TV company at centre of global news fixing row goes into administration

Collapse follows investigation by The Independent

A London-based media company at the centre of a global news-fixing row that has engulfed the BBC and CNBC has gone into administration after it was revealed in
The Independent that it made programmes for the BBC about Malaysia while taking £17m from the Malaysian government to promote its image.

FBC Media (UK) and its parent company FBC Group, with offices in the City, called in administrators on Monday, days before the BBC Trust is due to consider a report prepared by the BBC Executive on a series of programmes that the production company made for broadcast on the corporation's international news and current affairs channel BBC World News.

The company is also under investigation by the American-owned broadcaster CNBC, for which it produced a flagship weekly show called World Business.

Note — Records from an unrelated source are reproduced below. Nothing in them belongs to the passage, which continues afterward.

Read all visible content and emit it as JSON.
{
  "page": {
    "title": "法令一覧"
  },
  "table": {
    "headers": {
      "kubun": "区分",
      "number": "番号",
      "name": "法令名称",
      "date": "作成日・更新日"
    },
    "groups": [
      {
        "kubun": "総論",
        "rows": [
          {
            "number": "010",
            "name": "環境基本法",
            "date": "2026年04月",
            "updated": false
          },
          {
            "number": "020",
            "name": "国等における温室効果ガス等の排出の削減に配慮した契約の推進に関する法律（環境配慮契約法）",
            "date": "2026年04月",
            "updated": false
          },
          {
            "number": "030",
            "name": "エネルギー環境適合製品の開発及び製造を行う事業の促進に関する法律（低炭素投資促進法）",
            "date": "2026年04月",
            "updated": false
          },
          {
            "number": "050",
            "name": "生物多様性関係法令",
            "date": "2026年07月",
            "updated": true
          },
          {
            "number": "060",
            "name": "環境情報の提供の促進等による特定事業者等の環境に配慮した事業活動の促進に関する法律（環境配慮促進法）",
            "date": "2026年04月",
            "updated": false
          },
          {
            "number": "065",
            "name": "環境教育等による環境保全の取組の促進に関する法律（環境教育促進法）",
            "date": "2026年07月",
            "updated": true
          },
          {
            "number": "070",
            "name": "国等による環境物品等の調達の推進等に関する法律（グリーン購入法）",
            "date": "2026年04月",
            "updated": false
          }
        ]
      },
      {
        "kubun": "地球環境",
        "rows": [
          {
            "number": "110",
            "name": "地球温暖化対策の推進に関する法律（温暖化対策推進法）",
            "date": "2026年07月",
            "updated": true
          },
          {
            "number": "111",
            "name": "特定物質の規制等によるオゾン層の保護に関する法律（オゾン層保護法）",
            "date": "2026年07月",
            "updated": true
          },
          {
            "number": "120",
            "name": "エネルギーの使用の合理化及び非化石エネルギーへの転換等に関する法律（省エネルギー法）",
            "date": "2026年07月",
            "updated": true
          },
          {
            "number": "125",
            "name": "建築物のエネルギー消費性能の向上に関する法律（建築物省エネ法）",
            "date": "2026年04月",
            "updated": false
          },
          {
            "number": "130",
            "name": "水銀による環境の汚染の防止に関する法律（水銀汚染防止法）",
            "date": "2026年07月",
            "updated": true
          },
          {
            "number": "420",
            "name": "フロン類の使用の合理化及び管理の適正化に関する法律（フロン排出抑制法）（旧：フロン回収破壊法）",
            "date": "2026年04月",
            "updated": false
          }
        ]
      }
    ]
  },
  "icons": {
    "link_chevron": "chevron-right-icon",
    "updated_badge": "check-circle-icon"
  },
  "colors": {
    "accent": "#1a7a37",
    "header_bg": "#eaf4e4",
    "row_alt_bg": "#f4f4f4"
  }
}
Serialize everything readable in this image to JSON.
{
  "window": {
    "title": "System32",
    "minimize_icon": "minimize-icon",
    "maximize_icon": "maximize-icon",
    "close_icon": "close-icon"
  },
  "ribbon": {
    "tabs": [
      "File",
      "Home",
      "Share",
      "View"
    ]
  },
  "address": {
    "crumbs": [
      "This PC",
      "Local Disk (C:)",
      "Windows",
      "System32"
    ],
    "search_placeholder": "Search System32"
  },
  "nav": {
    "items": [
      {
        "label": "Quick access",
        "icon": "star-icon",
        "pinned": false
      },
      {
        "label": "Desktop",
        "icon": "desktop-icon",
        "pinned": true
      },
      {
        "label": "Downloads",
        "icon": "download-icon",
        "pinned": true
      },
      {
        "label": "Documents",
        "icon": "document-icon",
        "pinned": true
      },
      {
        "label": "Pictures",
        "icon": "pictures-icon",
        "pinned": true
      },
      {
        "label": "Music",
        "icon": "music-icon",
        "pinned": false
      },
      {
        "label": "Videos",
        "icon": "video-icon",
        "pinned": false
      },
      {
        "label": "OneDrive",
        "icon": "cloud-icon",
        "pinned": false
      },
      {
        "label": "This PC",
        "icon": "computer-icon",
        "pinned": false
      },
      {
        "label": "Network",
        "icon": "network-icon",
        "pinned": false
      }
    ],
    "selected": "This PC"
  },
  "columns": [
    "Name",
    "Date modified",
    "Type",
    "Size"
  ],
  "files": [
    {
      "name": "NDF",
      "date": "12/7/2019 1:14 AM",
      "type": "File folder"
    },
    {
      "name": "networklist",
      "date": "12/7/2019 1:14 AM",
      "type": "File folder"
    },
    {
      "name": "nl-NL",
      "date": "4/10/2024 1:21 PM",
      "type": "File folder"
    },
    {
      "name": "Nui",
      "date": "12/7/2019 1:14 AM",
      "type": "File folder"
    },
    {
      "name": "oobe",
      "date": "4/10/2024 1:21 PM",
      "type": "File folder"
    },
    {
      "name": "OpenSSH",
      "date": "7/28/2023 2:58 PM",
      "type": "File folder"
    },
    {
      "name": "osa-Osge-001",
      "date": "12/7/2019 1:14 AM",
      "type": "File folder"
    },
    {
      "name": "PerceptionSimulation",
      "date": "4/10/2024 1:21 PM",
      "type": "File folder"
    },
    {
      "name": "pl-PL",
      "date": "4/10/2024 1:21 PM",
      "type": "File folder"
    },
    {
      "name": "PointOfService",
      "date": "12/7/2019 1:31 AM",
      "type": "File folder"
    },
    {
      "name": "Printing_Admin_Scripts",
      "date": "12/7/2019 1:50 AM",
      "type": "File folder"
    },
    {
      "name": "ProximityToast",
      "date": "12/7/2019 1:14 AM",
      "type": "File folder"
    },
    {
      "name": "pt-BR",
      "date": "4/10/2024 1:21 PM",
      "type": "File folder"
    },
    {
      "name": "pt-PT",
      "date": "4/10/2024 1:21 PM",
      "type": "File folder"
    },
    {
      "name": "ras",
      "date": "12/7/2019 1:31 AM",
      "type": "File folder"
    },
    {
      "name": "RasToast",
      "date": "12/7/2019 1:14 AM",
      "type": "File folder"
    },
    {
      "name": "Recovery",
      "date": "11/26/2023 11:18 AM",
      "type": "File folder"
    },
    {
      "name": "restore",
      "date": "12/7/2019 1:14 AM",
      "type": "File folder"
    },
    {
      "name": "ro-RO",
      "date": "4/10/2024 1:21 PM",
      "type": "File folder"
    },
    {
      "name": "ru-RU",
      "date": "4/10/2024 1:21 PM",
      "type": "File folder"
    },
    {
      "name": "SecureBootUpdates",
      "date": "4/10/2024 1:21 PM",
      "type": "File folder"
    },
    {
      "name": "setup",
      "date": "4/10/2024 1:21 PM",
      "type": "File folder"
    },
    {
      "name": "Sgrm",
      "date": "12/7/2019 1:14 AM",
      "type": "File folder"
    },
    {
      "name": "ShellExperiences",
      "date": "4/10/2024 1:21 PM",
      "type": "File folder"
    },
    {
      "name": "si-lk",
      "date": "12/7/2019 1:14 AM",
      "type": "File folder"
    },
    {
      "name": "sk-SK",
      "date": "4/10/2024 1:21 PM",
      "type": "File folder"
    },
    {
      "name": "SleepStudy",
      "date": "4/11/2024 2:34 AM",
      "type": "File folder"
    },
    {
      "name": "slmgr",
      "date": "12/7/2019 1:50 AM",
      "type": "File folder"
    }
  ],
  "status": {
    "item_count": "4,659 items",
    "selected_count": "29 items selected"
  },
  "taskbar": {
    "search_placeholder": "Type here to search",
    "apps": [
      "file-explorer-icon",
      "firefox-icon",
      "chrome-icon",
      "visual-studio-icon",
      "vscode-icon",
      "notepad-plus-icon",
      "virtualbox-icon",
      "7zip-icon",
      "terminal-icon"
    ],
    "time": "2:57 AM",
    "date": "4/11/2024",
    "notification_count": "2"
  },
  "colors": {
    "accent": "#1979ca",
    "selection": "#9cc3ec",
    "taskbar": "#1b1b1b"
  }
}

The programme has been dropped and CNBC, part of the NBC network, has suspended all programming from FBC, which continues to maintain a presence in Italy and India. The subject is also being examined by Ofcom.

In August, The Independent revealed that since 2009 FBC has made at least four programmes for the BBC about Malaysia after being allocated millions of pounds by the Kuala Lumpur government to conduct a "Global Strategic Communications Campaign". FBC, which did PR work as well as making television content, also hired the American lobbying company APCO for the purpose of "raising awareness of the importance of policies in Malaysia that are pro-business and pro-investment".

The story has caused a political row in Malaysia which threatens to cause lasting damage to the BBC's reputation for impartiality. Then last month, FBC was shown to have promised its client Microsoft "guaranteed" coverage on the show that it made for CNBC.

But FBC denied any impropriety and said, via its lawyers, that "at no time have the television programmes made for the BBC ever been influenced or affected by our client's commercial activities". FBC's lawyers said the company ran production and commercial divisions which "are and always have been quite separate and distinct".

The company's affairs are now in the hands of Buckinghamshire-based administrators Hillier Hopkins Corporate Recovery. FBC, incorporated in 1998, was a vehicle for high-profile figures led by founder and chairman Alan Friedman, an American former award-winning reporter for the Financial Times and the International Herald Tribune.

They built a network of blue-chip clients that included the governments of Greece, Italy and Zambia, with contracts to promote tourism in Malaysia, Indonesia and Hungary.

Carter-Ruck, the law firm which has previously represented FBC, did not return calls last night.